La rareté du foncier disponible à proximité des grandes métropoles et les nouvelles règlementations environnementales ont participé activement à la progression des valeurs locatives en 2023. Sur la base des transactions ayant eu lieu au cours de l’année, le loyer facial des entrepôts de classe A et B atteint en moyenne : 67 € HT HC/m²/an pour les biens en Ile-de-France (+12 % sur un an), 64 € HT HC/m²/an en Auvergne-Rhône-Alpes (+19 %), 48 € HT HC/m²/an en Hauts-de-France (+8 %), 54 € HT HC/m²/an en Provence-Alpes-Côte d’Azur (+11 %) et 44 € HT HC/m²/an en Centre-Val-de-Loire (+3 %).

À quoi s’attendre en 2024 ?

Maintenant, cap sur l’année 2024. Pour Alexandre Fontaine, « l’activité sur le 4e trimestre 2023 aurait dû être meilleure, notamment sur le créneau des grandes transactions où des reports de signatures au 1er trimestre 2024 ont été constatés. Le début d’année 2024 devrait donc être dynamique sur ce créneau de surfaces », en déduit-il.

Selon Yannis de Francesco, « 2024 sera l’année de la concrétisation des politiques de retour au bureau, basées sur une meilleure évaluation des besoins immobiliers grâce à l’expérience acquise depuis deux ans ».

« L’année 2024 sera à la croisée des chemins entre politique de rétention des talents et réalisme économique. Les immeubles situés dans les territoires les plus offreurs et bénéficiant d’une bonne desserte en transports en commun constituent de véritables opportunités pour des entreprises souhaitant concilier attraction des talents, confort des salariés et maintien de leur marge », abonde Marie Martins, directeur Tenant Representation France chez JLL.

« Même si les perspectives économiques restent fragiles en France (+0,6 % de croissance de PIB attendue en 2024), le niveau convenable des grandes recherches exprimées en Île-de-France et la plus forte mobilité des entreprises à la recherche d’économie devraient alimenter le volume de la demande placée au cours des prochains trimestres. Ainsi, nous prévoyons un volume de transactions autour de 1,9 million de m² en 2024, nouvelle normalité francilienne », professe Eric Siesse.

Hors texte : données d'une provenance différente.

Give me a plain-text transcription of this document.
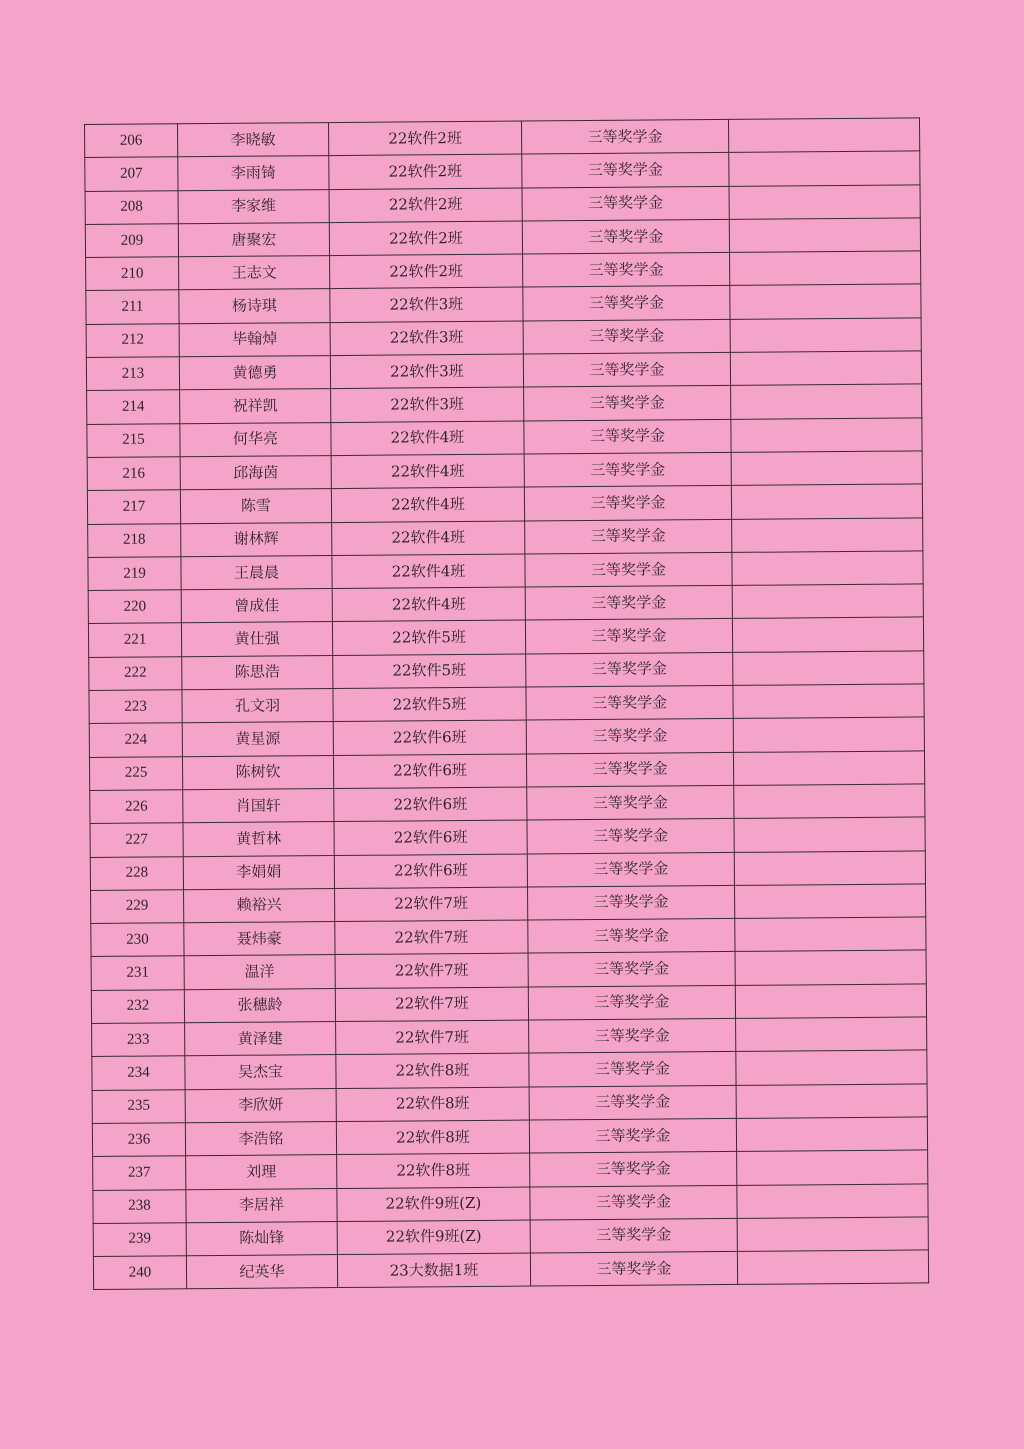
206	李晓敏	22软件2班	三等奖学金	
207	李雨锜	22软件2班	三等奖学金	
208	李家维	22软件2班	三等奖学金	
209	唐聚宏	22软件2班	三等奖学金	
210	王志文	22软件2班	三等奖学金	
211	杨诗琪	22软件3班	三等奖学金	
212	毕翰焯	22软件3班	三等奖学金	
213	黄德勇	22软件3班	三等奖学金	
214	祝祥凯	22软件3班	三等奖学金	
215	何华亮	22软件4班	三等奖学金	
216	邱海茵	22软件4班	三等奖学金	
217	陈雪	22软件4班	三等奖学金	
218	谢林辉	22软件4班	三等奖学金	
219	王晨晨	22软件4班	三等奖学金	
220	曾成佳	22软件4班	三等奖学金	
221	黄仕强	22软件5班	三等奖学金	
222	陈思浩	22软件5班	三等奖学金	
223	孔文羽	22软件5班	三等奖学金	
224	黄星源	22软件6班	三等奖学金	
225	陈树钦	22软件6班	三等奖学金	
226	肖国轩	22软件6班	三等奖学金	
227	黄哲林	22软件6班	三等奖学金	
228	李娟娟	22软件6班	三等奖学金	
229	赖裕兴	22软件7班	三等奖学金	
230	聂炜豪	22软件7班	三等奖学金	
231	温洋	22软件7班	三等奖学金	
232	张穗龄	22软件7班	三等奖学金	
233	黄泽建	22软件7班	三等奖学金	
234	吴杰宝	22软件8班	三等奖学金	
235	李欣妍	22软件8班	三等奖学金	
236	李浩铭	22软件8班	三等奖学金	
237	刘理	22软件8班	三等奖学金	
238	李居祥	22软件9班(Z)	三等奖学金	
239	陈灿锋	22软件9班(Z)	三等奖学金	
240	纪英华	23大数据1班	三等奖学金	
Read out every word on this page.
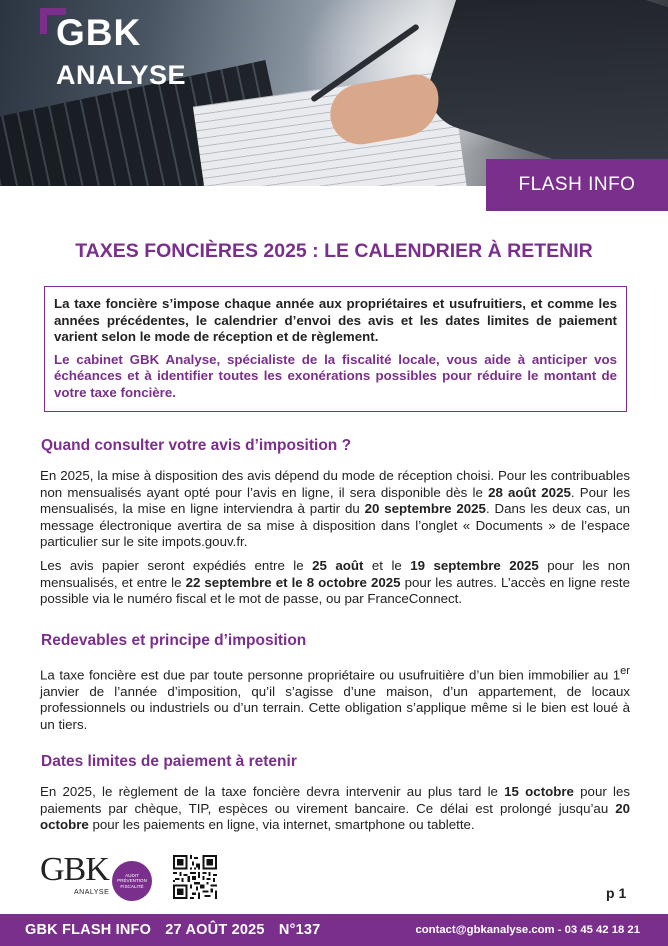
GBK
ANALYSE
FLASH INFO
TAXES FONCIÈRES 2025 : LE CALENDRIER À RETENIR

La taxe foncière s’impose chaque année aux propriétaires et usufruitiers, et comme les années précédentes, le calendrier d’envoi des avis et les dates limites de paiement varient selon le mode de réception et de règlement.

Le cabinet GBK Analyse, spécialiste de la fiscalité locale, vous aide à anticiper vos échéances et à identifier toutes les exonérations possibles pour réduire le montant de votre taxe foncière.

Quand consulter votre avis d’imposition ?

En 2025, la mise à disposition des avis dépend du mode de réception choisi. Pour les contribuables non mensualisés ayant opté pour l’avis en ligne, il sera disponible dès le 28 août 2025. Pour les mensualisés, la mise en ligne interviendra à partir du 20 septembre 2025. Dans les deux cas, un message électronique avertira de sa mise à disposition dans l’onglet « Documents » de l’espace particulier sur le site impots.gouv.fr.

Les avis papier seront expédiés entre le 25 août et le 19 septembre 2025 pour les non mensualisés, et entre le 22 septembre et le 8 octobre 2025 pour les autres. L’accès en ligne reste possible via le numéro fiscal et le mot de passe, ou par FranceConnect.

Redevables et principe d’imposition

La taxe foncière est due par toute personne propriétaire ou usufruitière d’un bien immobilier au 1er janvier de l’année d’imposition, qu’il s’agisse d’une maison, d’un appartement, de locaux professionnels ou industriels ou d’un terrain. Cette obligation s’applique même si le bien est loué à un tiers.

Dates limites de paiement à retenir

En 2025, le règlement de la taxe foncière devra intervenir au plus tard le 15 octobre pour les paiements par chèque, TIP, espèces ou virement bancaire. Ce délai est prolongé jusqu’au 20 octobre pour les paiements en ligne, via internet, smartphone ou tablette.

GBK
ANALYSE
AUDIT
PRÉVENTION
FISCALITÉ	p 1
GBK FLASH INFO 27 AOÛT 2025 N°137	contact@gbkanalyse.com - 03 45 42 18 21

Sur l’investissement, « attention à l’euphorie qu’ont générée les premières nouvelles sur le ralentissement de l’inflation, même si elles sont de très bon augure pour la suite, met en garde Nicolas Verdillon, Managing Director Investment Properties de CBRE. Par ailleurs, pour bien flécher de nouveau les capitaux sur l’immobilier, il faudra rajouter, en plus des primes de risque habituelles, une prime de  »ré-attractivité«  ainsi que pour certains actifs une prime environnementale. Ainsi, l’année 2024 se profile comme une année toujours en repositionnement, mais un peu plus active et dynamique », prévoit-il.

« Gageons que les récentes déclarations sur la stabilisation des taux directeurs, la décompression des taux sur le marché obligataire avec pour conséquence une reconstitution d’une prime de risque immobilière plus favorable bénéficient à l’investissement immobilier et rapprochent les positions entre les acquéreurs et les vendeurs en 2024 », ajoute Olivier Ambrosiali, directeur général adjoint en charge du pôle Vente et Investissement de BNP Paribas Real Estate Transaction France.

« Les investisseurs devront injecter en priorité leurs capitaux dans l’asset management de leurs actifs, qu’il soit financier, environnemental ou technique. Nous anticipons ainsi un volume d’activité légèrement supérieur à celui observé en 2023 pour l’année 2024, avec un lent démarrage et une consolidation au second semestre », témoigne pour sa part Stephan von Barczy, directeur du Département Investissement de JLL.